Bitcoin (BTC) has been outperforming Ether (ETH) in the past several days as BTC surged above $50,000 for the first time in history. mientras tanto, one popular cryptocurrency trader explains that this is “simple math” given the growing institutional demand for BTC.
While ETH is beating BTC in USD terms year-to-date, Bitcoin is gaining steam in February, arriba 60% compared to Ether’s 50%.
Ether did rally by roughly 6% sobre el último 24 hours as Grayscale added 20,000 ETH to its Ethereum Trust. sin embargo, Grayscale’s BTC stash is worth $34 mil millones, which dwarfs its ETH holdings of $5.8 mil millones.
More institutional demand for Bitcoin vs. Éter
mientras tanto, a pseudonymous trader known as Bitcoin Jack noted that despite these latest ETH inflows, one single entity, namely MicroStrategy, is adding 20,000 BTC worth almost $1 billion to its balance sheet.
According to data compiled by Bitcointreasuries, companies are currently holding over 1.2 million BTC worth over $48 billion dollars — and that figure does not yet include Tesla.
En otras palabras, there is a big difference between the amount of Bitcoin that is being acquired by institutions compared to Ether. Basado en esta tendencia, the trader said BTC outperforming ETH is not a surprise. Él dijo:
“Agrega escala de grises 20,000 $ETH, for its clients, today MicroStrategy, a single entity, adds 20,000 $BTC to its balance sheet, anytime now Bitcoin outperforming shouldn’t be a surprise, just simple math.”
Retail and institutional mania
En el corto plazo, one variable that could catalyze a larger accumulation trend for Ether is the listing of Ethereum futures by CME. Como informó Cointelegraph, CME listed Ethereum futures on Feb. 9, the day ETH broke out and achieved a new all-time high.
It has been less than two weeks since the CME Ethereum futures market launched, and many trading desks and institutions are likely still in the process of preparing their infrastructure. Por lo tanto, the actual demand and trading volume for ETH in the CME Ethereum futures market will likely take time to grow, as seen with Bitcoin, until funds begin actively trading the asset.
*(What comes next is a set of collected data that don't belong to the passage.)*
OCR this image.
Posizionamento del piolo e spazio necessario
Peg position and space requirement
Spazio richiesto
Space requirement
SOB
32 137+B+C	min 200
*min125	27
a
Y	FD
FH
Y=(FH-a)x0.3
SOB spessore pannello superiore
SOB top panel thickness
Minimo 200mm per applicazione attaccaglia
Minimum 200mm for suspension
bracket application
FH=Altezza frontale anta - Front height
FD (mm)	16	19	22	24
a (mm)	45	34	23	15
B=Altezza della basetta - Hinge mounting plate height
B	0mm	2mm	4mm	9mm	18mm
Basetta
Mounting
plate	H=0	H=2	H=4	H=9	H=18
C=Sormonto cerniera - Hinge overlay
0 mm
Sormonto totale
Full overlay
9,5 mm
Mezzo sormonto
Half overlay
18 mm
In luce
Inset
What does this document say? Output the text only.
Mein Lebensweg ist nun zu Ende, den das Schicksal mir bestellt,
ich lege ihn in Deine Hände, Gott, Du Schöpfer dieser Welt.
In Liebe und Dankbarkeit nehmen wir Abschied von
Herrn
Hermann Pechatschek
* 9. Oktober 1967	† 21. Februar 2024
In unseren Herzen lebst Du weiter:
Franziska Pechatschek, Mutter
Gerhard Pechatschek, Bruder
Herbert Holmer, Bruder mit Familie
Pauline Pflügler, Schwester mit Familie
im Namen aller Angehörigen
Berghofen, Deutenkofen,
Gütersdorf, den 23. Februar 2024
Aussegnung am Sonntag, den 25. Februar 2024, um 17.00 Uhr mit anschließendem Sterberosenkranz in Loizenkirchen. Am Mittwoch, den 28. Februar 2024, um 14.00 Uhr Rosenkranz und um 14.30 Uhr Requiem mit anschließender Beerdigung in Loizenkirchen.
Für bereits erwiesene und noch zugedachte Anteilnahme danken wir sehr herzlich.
Al mismo tiempo, with the cryptocurrency bull market is in full, major investment funds and retail investors may be experiencing FOMO, according to Paolo Ardoino, the CTO at Bitfinex. Él explicó:
Paolo Ardoino, CTO at Bitfinex: “Major investment funds and retail investors alike may be experiencing FOMO (fear of missing out) as bitcoin’s market cap surges towards US$1 trillion. As bitcoin hovers around US$51,000, Ethereum is also touching record highs. Both technologies represent a monumental advance with which even the most senior figures in the digital token space are still grappling. Rather than following blindly or precipitately, one should first familiarise oneself with this amazing tech, whether one is a financial goliath or novice retail investor.”
Por último, one major factor that underpins Bitcoin’s “digital store of value” proposition is the capped supply of BTC contrary to the unknown total supply of Ether. Por lo tanto, besides the brand image, this digital scarcity aspect is likely what’s driving institutions first and foremost to Bitcoin.
mientras tanto, other cryptocurrencies like ETH remain alternatives or “altcoins” and are typically considered for the purpose of diversifying, albeit in much smaller amounts if any, as exemplified by Grayscale’s holdings.